Drastic climate change and overpopulation have made traditional agricultural production unsustainable. Even in more affluent countries, household food security is on the rise.
In Canada, for example, one in six households struggles to access the food they need to maintain a healthy and active lifestyle, and the situation is getting worse every year.
Food insecurity is a rapidly escalating global problem, and agricultural companies are challenged to find new and efficient ways to produce crops: less waste, fewer pesticides, faster time to market, and a smaller energy footprint.
Indoor farming techniques, such as controlled environment agriculture (CEA), are gaining traction as traditional outdoor farming is unable to meet these challenges.
However, these technologies require appropriate computer-aided support. We have developed such computer-aided methods and tools in the Sustainable Systems and Methods (SSM) Laboratory at McMaster University.
Introducing digital twins
A controlled environment refers to the technology of growing crops in an isolated environment that is artificially controlled by complex machines HVAC (heating, ventilation and air conditioning), irrigation and lighting systems, and a series of sensors that measure environmental conditions.
Thanks to automation, controlled environments achieve better yields and quality than traditional farming environments, while also reducing waste.
Because these improvements also add complexity, finding the optimal growth strategy – i.e., the sequence of environmental conditions that stimulate growth at the most appropriate rate and reduce energy consumption – is particularly challenging.
This is another complex challenge that requires continuous monitoring, real-time decision-making, and high-precision control of the environment, all tasks beyond the limits of human capabilities.
Computer-aided support such as digital twins can play an important role.
A digital twin is a digital representation of a physical object, person, or process that aids decision-making through high-fidelity real-time simulations of physical systems, often equipped with autonomous control capabilities.
In precision agriculture, digital twins are often used to monitor and control environmental conditions to promote the growth of crops at an optimal and sustainable rate.
The digital twin provides a real-time dashboard for observing the environmental conditions of the growing area, and the digital twin can also directly control the environment with varying degrees of autonomy.
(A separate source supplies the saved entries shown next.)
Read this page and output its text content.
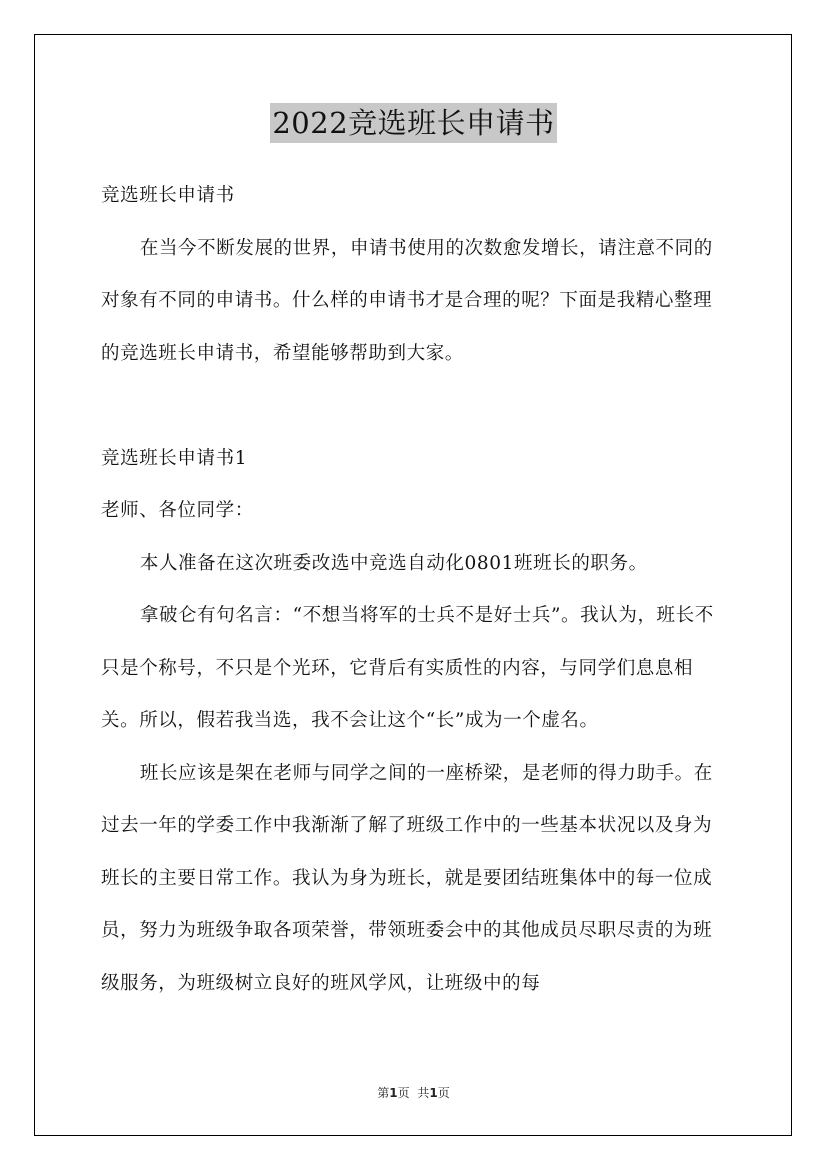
2022竞选班长申请书

竞选班长申请书

在当今不断发展的世界，申请书使用的次数愈发增长，请注意不同的对象有不同的申请书。什么样的申请书才是合理的呢？下面是我精心整理的竞选班长申请书，希望能够帮助到大家。

竞选班长申请书1

老师、各位同学：

本人准备在这次班委改选中竞选自动化0801班班长的职务。

拿破仑有句名言：“不想当将军的士兵不是好士兵”。我认为，班长不只是个称号，不只是个光环，它背后有实质性的内容，与同学们息息相关。所以，假若我当选，我不会让这个“长”成为一个虚名。

班长应该是架在老师与同学之间的一座桥梁，是老师的得力助手。在过去一年的学委工作中我渐渐了解了班级工作中的一些基本状况以及身为班长的主要日常工作。我认为身为班长，就是要团结班集体中的每一位成员，努力为班级争取各项荣誉，带领班委会中的其他成员尽职尽责的为班级服务，为班级树立良好的班风学风，让班级中的每

第1页 共1页
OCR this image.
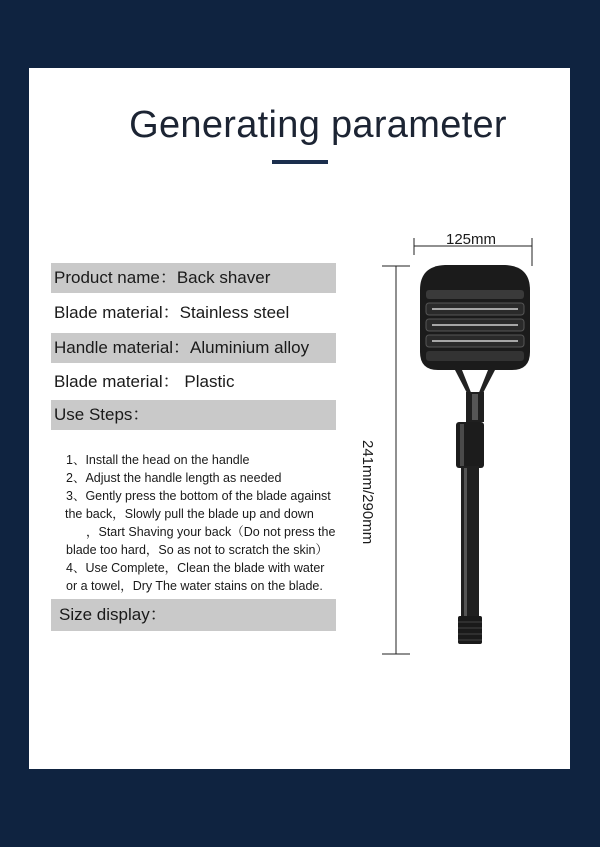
Generating parameter
Product name：Back shaver
Blade material：Stainless steel
Handle material：Aluminium alloy
Blade material： Plastic
Use Steps：
1、Install the head on the handle
2、Adjust the handle length as needed
3、Gently press the bottom of the blade against
the back，Slowly pull the blade up and down
，Start Shaving your back（Do not press the
blade too hard，So as not to scratch the skin）
4、Use Complete，Clean the blade with water
or a towel，Dry The water stains on the blade.
Size display：
125mm
241mm/290mm
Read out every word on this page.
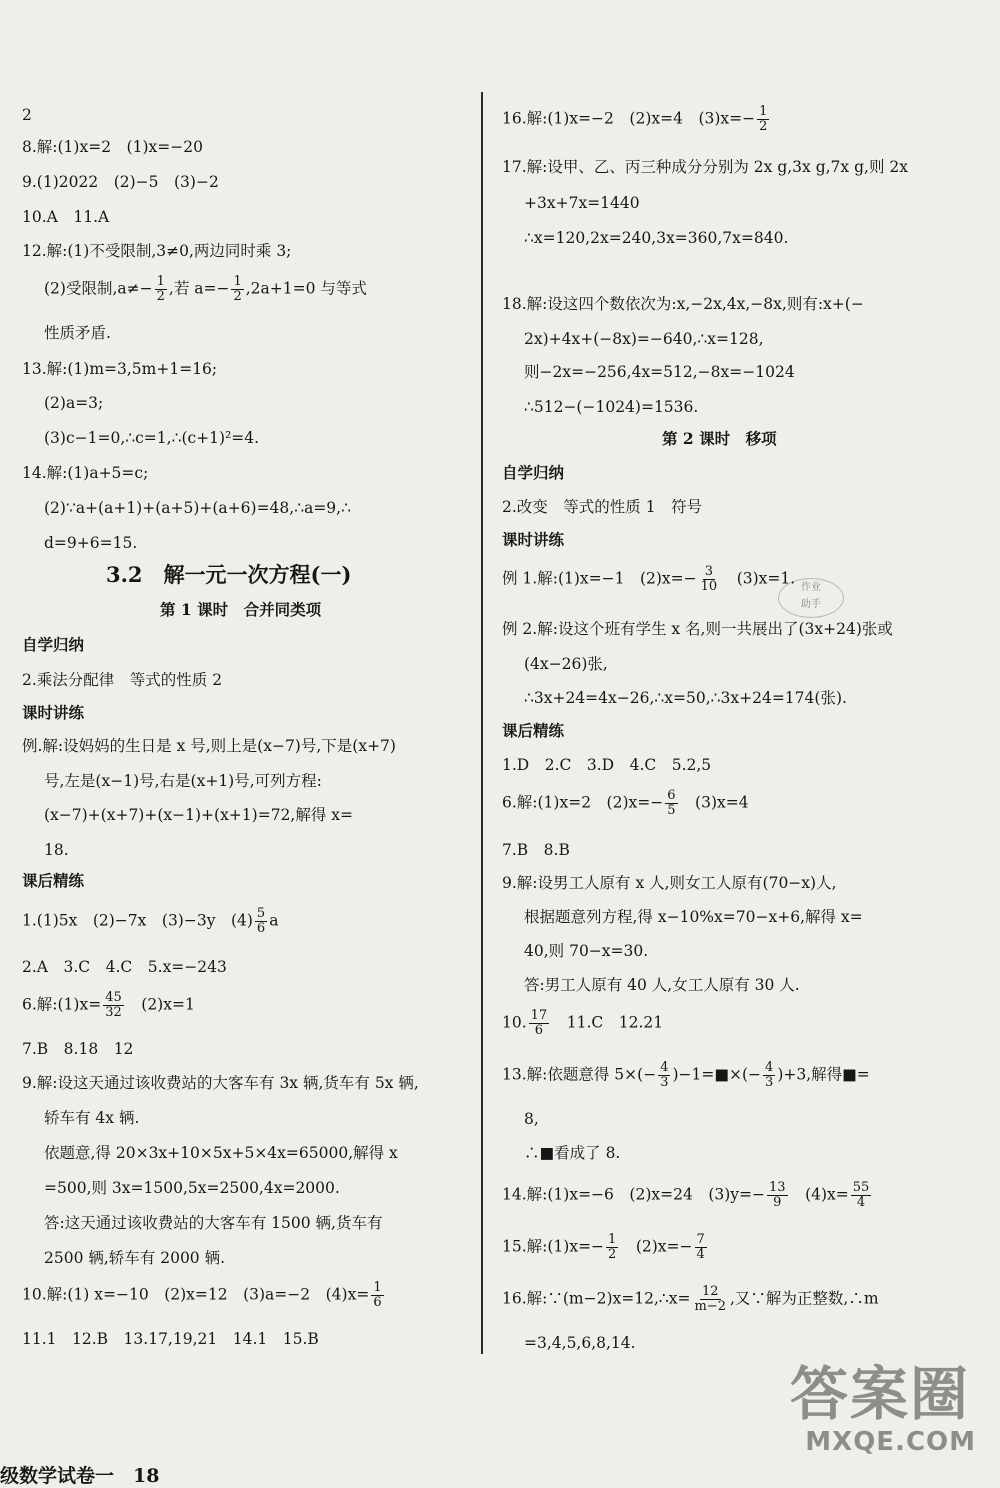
2
8.解:(1)x=2　(1)x=−20
9.(1)2022　(2)−5　(3)−2
10.A　11.A
12.解:(1)不受限制,3≠0,两边同时乘 3;
(2)受限制$,a\ne- \frac{1}{2}$ ,若 $a=- \frac{1}{2} ,2a+1=0$ 与等式
性质矛盾.
13.解:(1)m=3,5m+1=16;
(2)a=3;
(3)c−1=0,∴c=1,∴(c+1)²=4.
14.解:(1)a+5=c;
(2)∵a+(a+1)+(a+5)+(a+6)=48,∴a=9,∴
d=9+6=15.
3.2　解一元一次方程(一)
第 1 课时　合并同类项
自学归纳
2.乘法分配律　等式的性质 2
课时讲练
例.解:设妈妈的生日是 x 号,则上是(x−7)号,下是(x+7)
号,左是(x−1)号,右是(x+1)号,可列方程:
(x−7)+(x+7)+(x−1)+(x+1)=72,解得 x=
18.
课后精练
1.(1)5x　(2)−7x　(3)−3y　$(4) \frac{5}{6}$ a
2.A　3.C　4.C　5.x=−243
6.解:(1)x= $\frac{45}{32}$
　 (2)x=1
7.B　8.18　12
9.解:设这天通过该收费站的大客车有 3x 辆,货车有 5x 辆,
轿车有 4x 辆.
依题意,得 20×3x+10×5x+5×4x=65000,解得 x
=500,则 3x=1500,5x=2500,4x=2000.
答:这天通过该收费站的大客车有 1500 辆,货车有
2500 辆,轿车有 2000 辆.
10.解:(1) x=−10　(2)x=12　(3)a=−2　$(4)x= \frac{1}{6}$
11.1　12.B　13.17,19,21　14.1　15.B
级数学试卷一　18
16.解:(1)x=−2　(2)x=4　$(3)x=- \frac{1}{2}$
17.解:设甲、乙、丙三种成分分别为 2x g,3x g,7x g,则 2x
+3x+7x=1440
∴x=120,2x=240,3x=360,7x=840.
18.解:设这四个数依次为:x,−2x,4x,−8x,则有:x+(−
2x)+4x+(−8x)=−640,∴x=128,
则−2x=−256,4x=512,−8x=−1024
∴512−(−1024)=1536.
第 2 课时　移项
自学归纳
2.改变　等式的性质 1　符号
课时讲练
例 1.解:(1)x=−1　$(2)x=- \frac{3}{10}$
　 (3)x=1.
例 2.解:设这个班有学生 x 名,则一共展出了(3x+24)张或
(4x−26)张,
∴3x+24=4x−26,∴x=50,∴3x+24=174(张).
课后精练
1.D　2.C　3.D　4.C　5.2,5
6.解:(1)x=2　$(2)x=- \frac{6}{5}$
　 (3)x=4
7.B　8.B
9.解:设男工人原有 x 人,则女工人原有(70−x)人,
根据题意列方程,得 x−10%x=70−x+6,解得 x=
40,则 70−x=30.
答:男工人原有 40 人,女工人原有 30 人.
10. $\frac{17}{6}$
　 11.C　12.21
13.解:依题意得 $5\times(- \frac{4}{3}$ )−1=■×(− $\frac{4}{3} )+3$,解得■=
8,
∴■看成了 8.
14.解:(1)x=−6　(2)x=24　$(3)y=- \frac{13}{9}$
　 $(4)x= \frac{55}{4}$
15.解:(1)x=− $\frac{1}{2}$
　 $(2)x=- \frac{7}{4}$
16.解:∵(m−2)x=12,∴x= $\frac{12}{m-2}$ ,又∵解为正整数,∴m
=3,4,5,6,8,14.
作业
助手
答案圈
MXQE.COM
Reducing energy consumption – or increasing the energy ratio of crops – is an obvious goal for precision agriculture facilities, as heating and cooling facilities consume a lot of energy.
Digital twins can also be used to design new types of greenhouses. For example, when designing a new greenhouse, a digital twin of the long-term data collected in the greenhouse can be used for experimental purposes.
Is it economically viable?
Developing digital twin systems and increasing the digital maturity of agricultural companies are the major factors influencing the cost of digitally enhanced CEA adoption.
The costs associated with developing a digital twin system mainly involve hardware components and software development. Making your own solution, experimenting with inexpensive equipment, and gradually expanding your capabilities is a good place to start and help you adopt the right digital mindset.
However, professional growing environments require industrial-grade subsystems that are completely incomparably costly, and the adoption of these systems requires a well-planned organization's digital strategy.
Agriculture is one of the least digitally advanced sectors, and digital maturity is an absolute prerequisite for the adoption of digital twins. As a result, the costs associated with digital maturity often outweigh the costs of technology in the field of smart agriculture.
A company in the early stages of digitalization must consider issues such as choosing a cloud provider, developing a data strategy, and acquiring a range of software licenses, to name just a few of the many serious challenges.
Organizational costs are difficult to assess, but can darken a company's economic outlook. This is a particularly painful stage of growth that requires proper counseling.
There have been some recent successful examples of industry-academia collaborations that have helped agricultural companies expand their ongoing digitalization efforts.
What's next?
The need for food security and sustainable production is as urgent as ever.
In the face of drastic climate change, wildfires across Canada, extreme air pollution in Europe, the ongoing energy crisis, and a growing population, food self-sufficiency has become one of humanity's top goals.
To achieve the second Sustainable Development Goal (SDG) of the United Nations General Assembly, to end global hunger by 2030, a radical transformation of agricultural models is necessary.
One way to achieve this ambitious goal is through advanced digitalization and digital twins.
There are still many hurdles to overcome before this can be achieved, but as hardware and computing power** continue to decrease, digitally-driven smart agriculture is becoming a reality.